[[1]] Lewis R. Wolberg, Hypnosis (New York: Harcourt Brace Jovanovich, 1972), p. 238. (In this guide, see Chapter 15, on hypnosis.)
For diverse reasons, many people—even people who are suffering greatly—do not want to change. Their unhappiness, pain, and confusion can serve numerous functions. You may not believe this right now, but from time to time as you read this book, and later in your life, this question may occur to you, if only for a moment: "How may this unresolved problem benefit me?"
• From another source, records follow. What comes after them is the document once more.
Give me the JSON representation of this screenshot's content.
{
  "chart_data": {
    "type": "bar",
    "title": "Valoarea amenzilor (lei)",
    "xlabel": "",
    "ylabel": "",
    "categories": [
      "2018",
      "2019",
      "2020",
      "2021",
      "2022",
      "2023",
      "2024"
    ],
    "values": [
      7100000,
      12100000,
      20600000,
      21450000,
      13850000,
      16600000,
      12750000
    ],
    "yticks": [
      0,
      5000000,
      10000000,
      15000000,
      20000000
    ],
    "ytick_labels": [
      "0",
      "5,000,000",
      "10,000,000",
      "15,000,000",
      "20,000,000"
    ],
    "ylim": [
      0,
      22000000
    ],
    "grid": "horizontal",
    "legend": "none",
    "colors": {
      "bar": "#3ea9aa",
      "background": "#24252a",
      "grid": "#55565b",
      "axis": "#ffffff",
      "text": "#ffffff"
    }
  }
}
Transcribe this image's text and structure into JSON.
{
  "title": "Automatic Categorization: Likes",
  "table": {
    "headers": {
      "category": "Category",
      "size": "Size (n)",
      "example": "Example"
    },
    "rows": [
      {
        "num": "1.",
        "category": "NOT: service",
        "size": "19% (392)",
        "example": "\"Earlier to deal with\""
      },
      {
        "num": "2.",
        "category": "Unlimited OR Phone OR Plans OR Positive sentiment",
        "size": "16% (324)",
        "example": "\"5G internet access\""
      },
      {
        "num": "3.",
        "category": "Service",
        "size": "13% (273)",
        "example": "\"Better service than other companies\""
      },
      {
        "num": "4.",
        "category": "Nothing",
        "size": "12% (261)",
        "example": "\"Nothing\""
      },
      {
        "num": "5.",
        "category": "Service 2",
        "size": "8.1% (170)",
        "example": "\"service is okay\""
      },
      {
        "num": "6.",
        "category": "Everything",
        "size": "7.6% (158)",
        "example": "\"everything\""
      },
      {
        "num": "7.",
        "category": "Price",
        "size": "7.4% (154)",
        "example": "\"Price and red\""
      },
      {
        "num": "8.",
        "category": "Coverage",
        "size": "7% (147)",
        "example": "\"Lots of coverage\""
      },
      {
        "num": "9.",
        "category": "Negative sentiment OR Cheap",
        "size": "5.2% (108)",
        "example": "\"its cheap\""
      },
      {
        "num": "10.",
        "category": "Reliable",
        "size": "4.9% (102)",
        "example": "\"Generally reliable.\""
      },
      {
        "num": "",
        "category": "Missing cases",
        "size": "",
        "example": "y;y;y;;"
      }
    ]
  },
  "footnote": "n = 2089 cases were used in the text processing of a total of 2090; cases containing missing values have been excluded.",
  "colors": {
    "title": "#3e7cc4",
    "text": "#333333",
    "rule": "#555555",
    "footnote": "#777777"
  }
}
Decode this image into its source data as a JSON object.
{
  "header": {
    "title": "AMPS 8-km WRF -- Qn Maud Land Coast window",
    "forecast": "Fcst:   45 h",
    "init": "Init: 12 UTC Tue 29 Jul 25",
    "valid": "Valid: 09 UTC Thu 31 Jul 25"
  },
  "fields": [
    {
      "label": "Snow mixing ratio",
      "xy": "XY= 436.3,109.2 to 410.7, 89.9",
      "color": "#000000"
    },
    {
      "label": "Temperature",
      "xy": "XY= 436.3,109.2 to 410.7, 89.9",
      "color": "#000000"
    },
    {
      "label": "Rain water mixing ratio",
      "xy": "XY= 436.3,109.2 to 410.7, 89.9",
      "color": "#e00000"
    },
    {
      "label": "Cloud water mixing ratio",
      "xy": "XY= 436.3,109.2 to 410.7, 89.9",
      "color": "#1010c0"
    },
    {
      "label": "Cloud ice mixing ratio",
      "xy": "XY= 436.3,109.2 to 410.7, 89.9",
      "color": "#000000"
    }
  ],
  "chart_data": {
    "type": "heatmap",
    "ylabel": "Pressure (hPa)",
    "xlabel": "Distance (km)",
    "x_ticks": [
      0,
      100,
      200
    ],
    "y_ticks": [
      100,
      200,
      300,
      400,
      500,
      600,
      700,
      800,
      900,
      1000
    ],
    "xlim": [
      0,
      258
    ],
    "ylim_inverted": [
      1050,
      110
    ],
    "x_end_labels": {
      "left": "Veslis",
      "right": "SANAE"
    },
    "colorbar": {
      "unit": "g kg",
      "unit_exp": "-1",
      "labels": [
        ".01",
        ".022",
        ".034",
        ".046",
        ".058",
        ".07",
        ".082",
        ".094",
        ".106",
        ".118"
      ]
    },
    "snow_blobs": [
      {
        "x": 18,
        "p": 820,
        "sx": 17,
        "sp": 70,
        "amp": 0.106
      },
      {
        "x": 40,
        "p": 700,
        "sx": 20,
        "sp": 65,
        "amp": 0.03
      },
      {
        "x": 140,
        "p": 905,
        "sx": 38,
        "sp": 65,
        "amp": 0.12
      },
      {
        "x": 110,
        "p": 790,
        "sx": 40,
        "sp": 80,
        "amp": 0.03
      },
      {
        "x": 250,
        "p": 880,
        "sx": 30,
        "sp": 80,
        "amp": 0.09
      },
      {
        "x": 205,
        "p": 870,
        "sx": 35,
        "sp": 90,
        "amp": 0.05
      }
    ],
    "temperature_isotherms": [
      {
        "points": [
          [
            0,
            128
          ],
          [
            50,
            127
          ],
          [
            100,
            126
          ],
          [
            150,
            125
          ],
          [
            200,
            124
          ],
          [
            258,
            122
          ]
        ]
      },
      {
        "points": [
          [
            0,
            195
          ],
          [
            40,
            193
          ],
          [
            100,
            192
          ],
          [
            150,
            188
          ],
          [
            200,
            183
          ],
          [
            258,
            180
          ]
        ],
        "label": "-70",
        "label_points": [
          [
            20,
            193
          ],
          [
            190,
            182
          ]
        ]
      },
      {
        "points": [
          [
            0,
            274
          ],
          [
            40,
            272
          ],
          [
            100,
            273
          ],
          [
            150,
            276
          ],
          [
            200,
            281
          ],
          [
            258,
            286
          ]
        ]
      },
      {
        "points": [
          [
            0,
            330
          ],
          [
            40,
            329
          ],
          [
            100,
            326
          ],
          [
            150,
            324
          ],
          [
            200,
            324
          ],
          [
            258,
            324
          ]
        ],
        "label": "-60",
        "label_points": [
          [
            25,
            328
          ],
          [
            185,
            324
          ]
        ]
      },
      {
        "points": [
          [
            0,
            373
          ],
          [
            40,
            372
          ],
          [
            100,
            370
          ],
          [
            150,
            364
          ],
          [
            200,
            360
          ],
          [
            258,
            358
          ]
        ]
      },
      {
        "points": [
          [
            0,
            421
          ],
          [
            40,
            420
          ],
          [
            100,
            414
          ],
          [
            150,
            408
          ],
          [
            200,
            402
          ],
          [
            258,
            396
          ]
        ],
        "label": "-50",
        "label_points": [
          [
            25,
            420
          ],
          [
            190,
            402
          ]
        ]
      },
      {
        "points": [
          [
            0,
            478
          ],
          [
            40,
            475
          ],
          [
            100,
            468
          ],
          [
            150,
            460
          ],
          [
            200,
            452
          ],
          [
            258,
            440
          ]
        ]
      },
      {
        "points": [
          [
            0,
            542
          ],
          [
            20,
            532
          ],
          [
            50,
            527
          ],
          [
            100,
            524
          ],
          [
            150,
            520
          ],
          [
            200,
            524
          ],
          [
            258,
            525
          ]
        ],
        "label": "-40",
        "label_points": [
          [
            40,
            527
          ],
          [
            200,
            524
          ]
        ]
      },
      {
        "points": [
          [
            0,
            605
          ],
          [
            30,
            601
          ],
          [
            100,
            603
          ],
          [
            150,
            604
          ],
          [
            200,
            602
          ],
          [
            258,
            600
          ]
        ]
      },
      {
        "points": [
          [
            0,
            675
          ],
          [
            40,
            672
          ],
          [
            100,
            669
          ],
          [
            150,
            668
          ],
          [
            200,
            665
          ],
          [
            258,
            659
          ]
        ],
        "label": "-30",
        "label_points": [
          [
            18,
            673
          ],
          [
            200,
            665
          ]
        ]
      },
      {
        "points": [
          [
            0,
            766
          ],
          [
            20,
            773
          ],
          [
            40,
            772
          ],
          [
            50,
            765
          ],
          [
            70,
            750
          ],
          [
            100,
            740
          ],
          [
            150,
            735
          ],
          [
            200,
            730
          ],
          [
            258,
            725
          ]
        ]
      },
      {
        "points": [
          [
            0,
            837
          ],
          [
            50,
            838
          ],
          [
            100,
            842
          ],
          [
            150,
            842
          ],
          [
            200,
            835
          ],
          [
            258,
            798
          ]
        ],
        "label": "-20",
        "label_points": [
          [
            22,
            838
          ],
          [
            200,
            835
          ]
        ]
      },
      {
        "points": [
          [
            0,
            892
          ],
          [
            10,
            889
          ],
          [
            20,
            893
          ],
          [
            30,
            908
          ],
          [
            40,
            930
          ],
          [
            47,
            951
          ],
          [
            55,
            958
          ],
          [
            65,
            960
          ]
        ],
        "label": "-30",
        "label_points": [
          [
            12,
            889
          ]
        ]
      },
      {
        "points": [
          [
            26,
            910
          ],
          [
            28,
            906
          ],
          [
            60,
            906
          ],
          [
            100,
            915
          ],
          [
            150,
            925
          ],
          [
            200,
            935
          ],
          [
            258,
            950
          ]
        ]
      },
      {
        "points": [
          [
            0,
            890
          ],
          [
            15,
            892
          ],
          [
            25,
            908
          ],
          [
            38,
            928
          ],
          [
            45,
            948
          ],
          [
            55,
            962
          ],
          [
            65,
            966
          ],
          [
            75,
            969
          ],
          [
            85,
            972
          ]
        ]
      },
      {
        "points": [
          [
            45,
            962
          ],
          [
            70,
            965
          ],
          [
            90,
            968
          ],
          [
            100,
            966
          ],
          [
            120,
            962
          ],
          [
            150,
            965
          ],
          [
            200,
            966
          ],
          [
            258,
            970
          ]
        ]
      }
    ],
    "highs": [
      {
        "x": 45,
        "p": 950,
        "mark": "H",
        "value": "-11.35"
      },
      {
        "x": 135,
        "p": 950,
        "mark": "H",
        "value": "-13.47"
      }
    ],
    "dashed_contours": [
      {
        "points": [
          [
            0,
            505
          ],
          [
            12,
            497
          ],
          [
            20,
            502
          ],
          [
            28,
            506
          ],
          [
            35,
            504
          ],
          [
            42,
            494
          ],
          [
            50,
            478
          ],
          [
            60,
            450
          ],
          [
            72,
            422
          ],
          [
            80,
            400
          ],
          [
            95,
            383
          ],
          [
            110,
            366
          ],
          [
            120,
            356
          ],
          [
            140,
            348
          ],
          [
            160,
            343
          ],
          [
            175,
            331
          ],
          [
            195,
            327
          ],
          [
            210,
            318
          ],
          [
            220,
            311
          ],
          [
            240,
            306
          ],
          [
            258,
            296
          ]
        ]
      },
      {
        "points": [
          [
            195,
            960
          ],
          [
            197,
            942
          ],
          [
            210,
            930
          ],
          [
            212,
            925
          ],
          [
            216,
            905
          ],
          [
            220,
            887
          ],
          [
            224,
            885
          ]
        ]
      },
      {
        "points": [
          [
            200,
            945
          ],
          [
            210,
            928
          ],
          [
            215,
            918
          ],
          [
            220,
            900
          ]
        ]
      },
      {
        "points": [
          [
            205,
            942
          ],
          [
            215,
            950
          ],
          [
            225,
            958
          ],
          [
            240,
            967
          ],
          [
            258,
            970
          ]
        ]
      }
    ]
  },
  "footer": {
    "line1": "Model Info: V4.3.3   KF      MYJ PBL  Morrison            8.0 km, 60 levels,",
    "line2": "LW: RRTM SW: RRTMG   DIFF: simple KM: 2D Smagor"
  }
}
The plain truth is that even suffering can confer benefits on us. This is at the root of much of the tragedy of emotional problems that prove to be resistant to treatment. The distressed, despondent, overwrought, and trembling person seated before the therapist may have found a way to gain the attention he was unable to get otherwise. Or perhaps his suffering is a way to lighten a burden of guilt that eventually caused an inner collapse. There are many "benefits," many very good reasons to want not to change but to try anyway.
So, before you begin to seek a specific type of therapy, try to be realistic and keep these thoughts in mind:
1. Specifying clear-cut goals and understanding why you feel troubled are not essential now. Certainly it will be helpful if you can translate vague complaints into concrete problems, to help both your own understanding and eventually your therapist's. The more specific you can be about what is troubling you, what situations especially distress you, and what has motivated you to come to therapy, the easier it will be for you to find help and for the therapist you choose to help you. But in times of crisis, clarity can be very hard to gain, so be patient.
2. If you do have clear-cut goals and a good understanding of yourself now, use these to plan how to proceed, remembering that openness to change will profit you and that, in all likelihood, your initial perceptions of yourself will change as you become involved in therapy.
3. You may, at least now, need your symptoms, however painful they may be. How successful therapy will be for you may have a great deal to do with your willingness to let go of the possible benefits of being troubled, in pain, or disabled.
4. Resist digging ruts for yourself. Try to refrain from locking into a particular course of action until you have given yourself time to consider alternatives. Once you have chosen a direction, if after a reasonable time the therapy and the therapist you have selected do not seem to be helping you, it is essential to try another approach. This is especially difficult once you have invested your time, energy, and money and perhaps have developed a good relationship with your therapist. You may like him or her, feel comfortable and comforted, but if you are not gaining what you want, you have to stop and try again.
5. Finally, have a thorough physical examination before entering therapy, if you have not had one recently. Be truthful and open with your physician. Some emotional and mental problems are produced by underlying physical conditions, many of which can be treated effectively (see Chapter 8).